In un racconto dell'autore de 'La tigre bianca'.

Dedicato ai bambini indiani di strada.

E alla loro disperata lotta quotidiana per sopravvivere 

Rahul era il re dei riciclatori di rifiuti e dei raccoglitori di vuoti di bottiglia. Tutte le mattine si aggirava per il mercato con la mano sempre poggiata sulla spalla di qualche nuovo ragazzo - scappato di casa e pronto a intraprendere quell'attività - al quale diceva di guardarlo da lontano. Subito dopo andava dai negozianti e sorrideva.

"Le lattine zio, ti prego dacci le tue lattine! Anche le tue vecchie bottiglie sono benvenute. Magari un pezzo di stoffa che non usi più?".
E i negozianti rispondevano: "E perché dovrei darli a te quando le donne ci danno cinque paise a bottiglia?".

Era vero: le donne che riciclavano rifiuti pagavano qualcosa.
E allora Rahul raccontava ai negozianti qualche storiella sporca, un pettegolezzo piccante su quello che una donna del quartiere aveva fatto la notte prima con il fidanzato.
I negozianti si sbellicavano dalle risate nell'ascoltare quel ragazzino di dieci o undici anni che usava parole come 'vecchia troia' o ' fica' e alla fine cedevano.

Una bottiglia di Cola atterrava sul pavimento rimbalzando di colpo e Rahul si chinava per raccoglierla.
Se per qualche ragione le storielle sporche non funzionavano, Rahul aveva allora un altro trucco, si metteva la mano sul cuore e con fare grave e triste cantava una vecchia canzone hindi: "Non abbiamo diritto di chiedere molto in amore, basta poco e lasciamo tutto...".
Di colpo i negozianti smettevano di guardarlo in cagnesco e iniziavano a cantare con lui, assumendo un'aria grave. A volte versavano una lacrima per qualche amore perduto.

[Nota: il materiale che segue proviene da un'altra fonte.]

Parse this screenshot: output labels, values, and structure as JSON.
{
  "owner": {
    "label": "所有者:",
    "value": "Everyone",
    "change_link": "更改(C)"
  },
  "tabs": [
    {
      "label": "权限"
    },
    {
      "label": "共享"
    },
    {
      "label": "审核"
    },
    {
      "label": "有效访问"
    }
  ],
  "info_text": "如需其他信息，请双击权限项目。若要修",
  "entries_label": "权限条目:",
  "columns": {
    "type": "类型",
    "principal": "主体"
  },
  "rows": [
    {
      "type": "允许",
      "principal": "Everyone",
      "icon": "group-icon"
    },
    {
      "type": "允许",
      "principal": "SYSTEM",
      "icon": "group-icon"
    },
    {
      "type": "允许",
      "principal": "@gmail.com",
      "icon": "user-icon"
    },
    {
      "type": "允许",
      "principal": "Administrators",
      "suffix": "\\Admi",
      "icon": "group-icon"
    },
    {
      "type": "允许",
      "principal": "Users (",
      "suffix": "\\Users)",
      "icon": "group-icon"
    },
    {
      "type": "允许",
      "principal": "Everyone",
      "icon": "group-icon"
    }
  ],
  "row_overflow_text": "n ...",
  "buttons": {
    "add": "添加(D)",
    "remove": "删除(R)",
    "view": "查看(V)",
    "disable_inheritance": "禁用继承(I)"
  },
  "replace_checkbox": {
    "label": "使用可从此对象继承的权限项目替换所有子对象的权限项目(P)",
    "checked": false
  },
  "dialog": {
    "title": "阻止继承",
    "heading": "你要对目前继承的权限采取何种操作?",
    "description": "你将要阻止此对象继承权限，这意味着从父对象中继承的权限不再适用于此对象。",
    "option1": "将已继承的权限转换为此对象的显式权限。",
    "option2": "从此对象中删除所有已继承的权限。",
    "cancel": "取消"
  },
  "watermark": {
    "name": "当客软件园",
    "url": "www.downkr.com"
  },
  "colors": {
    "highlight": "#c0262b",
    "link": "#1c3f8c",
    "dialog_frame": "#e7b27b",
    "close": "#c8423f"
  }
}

Dopo un po' il nuovo ragazzo, trascinando una borsa di plastica beige vecchia e sfilacciata grande quasi quanto lui e mezza piena di lattine e bottiglie, iniziava a seguire il Re nel suo setacciare gli angoli delle strade, mendicare a ogni passante che beveva acqua da una bottiglia di plastica, rovesciare i secchi dell'immondizia e scendere nei canali di scolo dove con un calcio svegliava i cani addormentati cercando le lattine. Entro le quattro le lattine andavano consegnate in un negozio all'interno del mercato dove erano schiacciate e compattate. Il negozio con le lattine e le bottiglie stipate all'interno delle pareti ricordava lo stomaco di una balena.

Rahul tornava poi alla stazione dove si riunivano tutti i ragazzi che riciclavano rifiuti e chiedeva loro quanto avessero fatto quel giorno, raccogliendo la sua 'quota' da ognuno. La notte i ragazzi dormivano in gruppo all'esterno della stazione.
Spesso gli altri ragazzi avevano i genitori che venivano a cercarli. A volte arrivavano gli assistenti sociali per qualche ragazzino scappato dall'orfanotrofio. Nessuno veniva per Rahul.

"Chi dovrebbe arrivare?", chiedeva. "Io sono caduto dal cielo. Dio mi ha cagato".

Aveva imparato a masticare paan e a sputare come un uomo. Facendosi largo tra i muratori riuniti durante la loro pausa gettava la sua rupia sul banco e gridava "dammene uno!". Poi, strizzando l'occhio ai muratori irritati, diceva: "Sono solo un lavoratore come voi. Anch'io ho bisogno del mio te".
Rahul aveva una cicatrice che gli scendeva dalla tempia destra. Un anno durante il Diwali si era chinato su un fuoco d'artificio spento che poi gli era esploso in faccia. Lo portarono da un medico che prima lo guardò negli occhi e poi si rivolse all'infermiera dicendo: "Se ci fossero più fuochi artificiali a esplodere sulle loro facce, avremmo risolto il problema della popolazione!".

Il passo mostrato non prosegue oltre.